Tuesday, February 27, 2007

The world's first analyst/therapist.....an analrapist



Due to illness last week, I did not post anything (and if a tree falls in the forest and kills the entire cast of Dynasty, who cares? I know, I know). And by illness, yes I do mean actual illness...congestion, sore throat, coughing, sneezing....all bad stuff. It turns out that I actually had strep throat and a sinus infection. Which makes me raise this question to my immune system: Is my apathy towards my job really a reason for you to not fight off infection and illness? Seriously now, whities (that is how I affectionately refer to my white blood cells) and lymphies (lymph nodes) I know you guys better than this, and you are skilled at staving off actual illness. So the next time I take a sick day from work, or two, as was the case last week, just let it be because I am choosing to do so because work is stupid, not so I actually can lay around all day feeling like dookie. Really guys, step it up a notch.

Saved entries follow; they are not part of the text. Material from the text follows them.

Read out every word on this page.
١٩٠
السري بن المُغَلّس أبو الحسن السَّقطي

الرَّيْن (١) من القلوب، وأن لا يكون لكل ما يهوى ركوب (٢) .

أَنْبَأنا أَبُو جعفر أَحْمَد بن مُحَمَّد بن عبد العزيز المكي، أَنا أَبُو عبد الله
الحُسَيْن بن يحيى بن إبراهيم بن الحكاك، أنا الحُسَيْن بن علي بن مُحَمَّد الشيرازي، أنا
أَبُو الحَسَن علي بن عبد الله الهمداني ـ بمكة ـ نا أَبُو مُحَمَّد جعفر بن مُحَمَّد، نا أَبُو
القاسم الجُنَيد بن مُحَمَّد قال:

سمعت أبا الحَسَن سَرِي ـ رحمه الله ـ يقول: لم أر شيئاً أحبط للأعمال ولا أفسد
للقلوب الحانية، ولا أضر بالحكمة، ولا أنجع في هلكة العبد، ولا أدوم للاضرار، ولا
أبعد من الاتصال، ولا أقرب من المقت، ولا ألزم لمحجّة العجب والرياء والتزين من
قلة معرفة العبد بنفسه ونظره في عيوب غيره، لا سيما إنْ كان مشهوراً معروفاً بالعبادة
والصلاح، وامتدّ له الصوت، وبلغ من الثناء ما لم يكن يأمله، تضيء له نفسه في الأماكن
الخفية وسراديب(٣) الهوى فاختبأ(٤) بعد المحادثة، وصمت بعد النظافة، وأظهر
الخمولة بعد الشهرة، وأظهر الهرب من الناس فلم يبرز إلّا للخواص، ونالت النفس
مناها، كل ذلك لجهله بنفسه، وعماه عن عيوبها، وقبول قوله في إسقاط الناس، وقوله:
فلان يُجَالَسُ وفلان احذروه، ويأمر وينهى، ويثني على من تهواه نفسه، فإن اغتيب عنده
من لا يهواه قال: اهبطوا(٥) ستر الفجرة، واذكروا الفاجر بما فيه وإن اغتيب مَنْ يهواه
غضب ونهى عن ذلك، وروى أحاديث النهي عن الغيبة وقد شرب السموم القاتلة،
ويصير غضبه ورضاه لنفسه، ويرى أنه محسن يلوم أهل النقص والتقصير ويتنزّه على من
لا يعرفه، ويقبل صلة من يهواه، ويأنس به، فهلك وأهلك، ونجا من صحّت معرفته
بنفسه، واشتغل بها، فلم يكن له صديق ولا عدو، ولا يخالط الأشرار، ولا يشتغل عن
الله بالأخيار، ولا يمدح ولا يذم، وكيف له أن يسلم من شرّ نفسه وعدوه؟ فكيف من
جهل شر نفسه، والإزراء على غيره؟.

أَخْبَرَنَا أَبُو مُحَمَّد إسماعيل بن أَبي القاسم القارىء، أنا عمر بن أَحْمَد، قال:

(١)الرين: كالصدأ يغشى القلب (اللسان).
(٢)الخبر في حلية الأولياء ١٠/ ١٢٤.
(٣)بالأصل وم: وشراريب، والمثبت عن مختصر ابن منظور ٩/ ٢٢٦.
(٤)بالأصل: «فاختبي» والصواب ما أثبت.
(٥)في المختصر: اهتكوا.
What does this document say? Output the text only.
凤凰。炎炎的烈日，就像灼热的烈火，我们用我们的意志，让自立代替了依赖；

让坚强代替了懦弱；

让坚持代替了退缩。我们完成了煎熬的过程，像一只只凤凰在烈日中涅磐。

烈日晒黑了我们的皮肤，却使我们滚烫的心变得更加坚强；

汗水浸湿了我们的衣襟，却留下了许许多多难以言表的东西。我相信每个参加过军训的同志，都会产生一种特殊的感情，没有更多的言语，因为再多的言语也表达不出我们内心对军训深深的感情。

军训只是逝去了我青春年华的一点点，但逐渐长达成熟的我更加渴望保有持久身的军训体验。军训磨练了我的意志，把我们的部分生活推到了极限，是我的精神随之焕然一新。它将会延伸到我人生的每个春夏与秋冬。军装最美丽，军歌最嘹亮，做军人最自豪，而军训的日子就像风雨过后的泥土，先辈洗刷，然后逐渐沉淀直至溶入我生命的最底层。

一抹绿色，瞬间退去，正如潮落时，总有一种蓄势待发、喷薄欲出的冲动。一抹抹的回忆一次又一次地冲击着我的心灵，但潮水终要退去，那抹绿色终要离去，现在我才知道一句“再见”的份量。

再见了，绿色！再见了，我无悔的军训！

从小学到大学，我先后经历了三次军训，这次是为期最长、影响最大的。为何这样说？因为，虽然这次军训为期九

Of course right now is the time of year referred to in the accounting world (not be confused with other cool worlds like the Underworld, The World According to Garp, or one of the best, Sake World....world is a really weird word too) as "tax season". Henceforth known to me as "Time of Year where my co-workers run around like chickens with their heads cut off, I have to show up for work on Saturdays, and my job function does not change at all since I am not an accountant, nor do I do taxes". So work is even more fun right now, as these socially inept people respond inappropriately to stress by being mean to me and giving me actual work tasks. And when Logan and I showed up at 9 the day after the Super Bowl, we got a speech that included words like "swamped" and "on time" and "lots of work"...I think, I just sort of zoned out for most of it though.




I currently have a watch on which the battery died several months ago. The time the watch is currently displaying, and will continue to do so until I get a new battery, is 3:40. I have been making a very aware attempt for the last few weeks to throw on the watch around 3:40 everyday, just in case anyone should ask me what time it is. No one ever does, sadly, and the watch remains generally useless.




As promised when I last wrote, I would respond to any questions put forth by the general readership in a mailbag Q and A style section this week. Luckily my readership is either: a)illetirate b)as apathetic as my immune system is to my work apathy situation c)developed mentally disabled d)lacking any curiosity in to how I would wittily respond to your questions. So, I was able to pull one question from one person, and the other I will make up, this week. If I request questions for next week will my request simply fall on deaf ears (or blind eyes I guess, since I am not talking to anyone) again? Really guys, step it up a notch.




Q) (Bryce, Chicago, IL) Tim, do they still really only want you for your pimp juice...or is it something more?




A) First of all, let us turn to philosopher/rapper Nelly for a definition of what exactly pimp juice is:




Nelly defined pimp juice as:




"Now your pimp juice is anything/attract the opposite sex/It could be money, fame, or straight intellect/It don't MATTER!/ Bitches got the pimp juice too/Come to think about it dirty, they got more than we do/They got mo'...juice in they talk,/ got mo' juice in they walk/They got mo'...juice in they pants, OOH GODDAMN!/I tell you man it's a cryin shame.... /how people use, the juice in vain/ - you hear me mayne (man)/Pimp juice is color blind/You find it work on all color, creeds, and kinds/From ages 50 right down to 9




And after reading that I am still not really sure what it is aside from something used to woo the opposite sex, and evidently women have more of it. However, Nelly also expresses a sentiment in the song that he has a problem with women only desiring him due to this pimp-y type juice. I used to display a similar sign in my dorm room, and I do feel they still do desire me only due to this juice, but if you cut to the core of it, it is the only reason for desirous actions in the first place, since it is anything that attracts the opposite sex, and my flaws do not have the same effect.




Q)Who would win in a fight, a velociraptor, or Carl Winslow?

A)The velociraptor, while fear inducing, would be no match for the moral, and armed Carl Winslow. This is not really even that hard of a question.


1 comment:

Anonymous said...

It is time you post again there are some people that depend on your blog to get them through their boring lives. It has been two Tuesday's since your last post, what do you expect me to do be bored?